Article by: Hari Yellina
For years, environmentalists have slammed Australia’s cotton industry, claiming that the “thirsty” crop should not be produced in the world’s driest continent. After decades of effort, the industry now claims to be one of the most water-efficient in the world, and representatives from the industry gathered in Narrabri this week to celebrate their achievements. Cotton growers in Australia have increased their water-use productivity by 48% since 1992. Other improvements, according to the industry, have been made in areas such as insecticide use, which has fallen by 95% since 1993. Cotton Australia’s CEO, Adam Kay, noted that a lot of money and research had gone into improving water efficiency in particular.
“I believe our farmers recognised water as the number-one limiting issue in irrigated crop production many years ago, and they’ve had to work hard over the years to improve water-use efficiency,” he said. That doesn’t mean the industry is conserving water; it just means it is generating a lot more cotton. Andrew Watson, a cotton planter from Boggabri, claimed his family’s farm has achieved great strides in terms of water efficiency. “We produced roughly seven bales per hectare in 1998 and used about 7.1 megalitres per hectare,” he said.
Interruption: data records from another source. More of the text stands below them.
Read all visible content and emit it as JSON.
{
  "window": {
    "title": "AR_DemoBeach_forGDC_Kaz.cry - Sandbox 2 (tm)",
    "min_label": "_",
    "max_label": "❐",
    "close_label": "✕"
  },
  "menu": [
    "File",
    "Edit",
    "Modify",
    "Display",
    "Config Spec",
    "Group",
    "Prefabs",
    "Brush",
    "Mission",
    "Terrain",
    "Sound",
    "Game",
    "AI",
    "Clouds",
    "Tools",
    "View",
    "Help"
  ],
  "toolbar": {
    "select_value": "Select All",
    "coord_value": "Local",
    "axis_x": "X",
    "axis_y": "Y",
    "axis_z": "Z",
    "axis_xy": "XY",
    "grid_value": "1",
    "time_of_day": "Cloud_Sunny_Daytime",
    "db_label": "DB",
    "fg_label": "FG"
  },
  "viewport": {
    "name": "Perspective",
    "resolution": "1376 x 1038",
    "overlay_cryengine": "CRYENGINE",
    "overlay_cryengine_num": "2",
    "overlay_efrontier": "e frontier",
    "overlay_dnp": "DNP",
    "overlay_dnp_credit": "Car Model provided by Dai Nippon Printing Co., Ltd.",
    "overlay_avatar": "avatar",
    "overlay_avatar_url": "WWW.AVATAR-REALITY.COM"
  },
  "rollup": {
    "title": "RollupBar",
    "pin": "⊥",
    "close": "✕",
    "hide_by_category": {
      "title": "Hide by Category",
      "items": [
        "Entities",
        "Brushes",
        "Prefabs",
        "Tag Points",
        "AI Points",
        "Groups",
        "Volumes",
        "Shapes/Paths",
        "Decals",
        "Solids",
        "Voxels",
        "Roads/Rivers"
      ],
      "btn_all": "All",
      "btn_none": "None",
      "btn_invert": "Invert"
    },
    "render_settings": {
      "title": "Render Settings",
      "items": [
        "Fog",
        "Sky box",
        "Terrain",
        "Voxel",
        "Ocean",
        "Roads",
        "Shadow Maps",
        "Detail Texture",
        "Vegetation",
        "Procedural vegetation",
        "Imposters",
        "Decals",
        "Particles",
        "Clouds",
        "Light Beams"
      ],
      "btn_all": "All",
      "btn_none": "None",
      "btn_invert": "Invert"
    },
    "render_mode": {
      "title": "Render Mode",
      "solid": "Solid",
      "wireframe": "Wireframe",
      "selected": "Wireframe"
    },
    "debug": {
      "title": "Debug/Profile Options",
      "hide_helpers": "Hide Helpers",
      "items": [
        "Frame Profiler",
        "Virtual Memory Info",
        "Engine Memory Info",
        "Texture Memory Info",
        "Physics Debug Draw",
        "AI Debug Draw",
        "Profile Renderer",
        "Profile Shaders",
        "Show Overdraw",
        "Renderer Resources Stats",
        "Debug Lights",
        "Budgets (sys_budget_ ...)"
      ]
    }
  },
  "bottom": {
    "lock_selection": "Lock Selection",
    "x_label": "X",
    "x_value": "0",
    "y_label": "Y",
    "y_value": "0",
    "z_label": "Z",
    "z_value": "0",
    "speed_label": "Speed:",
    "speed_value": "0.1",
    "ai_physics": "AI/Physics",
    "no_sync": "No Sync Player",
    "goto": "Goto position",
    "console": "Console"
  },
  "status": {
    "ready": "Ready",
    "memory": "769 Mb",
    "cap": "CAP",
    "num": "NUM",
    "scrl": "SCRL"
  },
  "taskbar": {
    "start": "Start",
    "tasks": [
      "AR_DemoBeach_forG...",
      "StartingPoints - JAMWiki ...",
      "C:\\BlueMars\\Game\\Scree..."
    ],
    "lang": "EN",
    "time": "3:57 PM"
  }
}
The cotton industry’s claims that it is sustainable do not convince the Nature Conservation Council. According to Melissa Gray, a campaigner for the Murray-Darling Basin Plan, the industry has received billions in public funds for new water infrastructure, which is why it has been able to enhance water efficiency. However, she said that floodplain harvesting was still capturing massive volumes of water for free. Growers argue that government buybacks and efficiency initiatives have resulted in water being returned to the environment in exchange for infrastructure money, resulting in a 20% reduction in water use. “During dry years, it’s zero – all the water that falls and flows down the rivers ends up in the environment.”
Growers, he said, carefully controlled the water supply, especially during dry periods, to keep everything running smoothly. That doesn’t sit well with Bill Johnson, a former senior research scientist with the NSW Department of Natural Resources who is now working to protect the river systems. He acknowledges that the sector has drastically decreased its chemical use, but he believes it still has a long way to go in terms of water conservation. Melissa Gray is in agreement. “We see catastrophic fish kills in drought years due to the cumulative impact of floodplain harvesting, groundwater is not recharging, and the environment is suffering greatly.”
Cotton Australia’s Adam Kay is enraged by the comments, claiming that the business is not to fault for the fish kills. He says that renowned environmental locations like the Macquarie Marshes on the Darling River have had a large increase in environmental water, going from 40,000ML to 334,000ML in just 30 years. He argued that irrigators in that region utilise only 15% of the consumptive water, while graziers own 90% of the marshes, and that the problem is not a lack of water, but rather deterioration caused by grazing management techniques. Growers in New South Wales and Queensland are anticipating a record-breaking crop as the harvest progresses in northern New South Wales.
Nonetheless, Mr Watson stated that the remaining cotton crops’ quality and yields appeared to be promising. “I’m hearing around here about 16 bales per hectare, which is great,” he remarked. Despite a frosty start to the season, the harvest in southern NSW is set to begin next week, with yields likely to average approximately 10.5 bales per hectare. The biggest issue, according to Southern Cotton farm manager Paul Flewitt, will be finding contract pickers who are still stuck up north. “Everyone wants to get the next crop in, so it would be good to have it all off down here by early June,” says the farmer. “Unfortunately, that’s not going to happen this year.”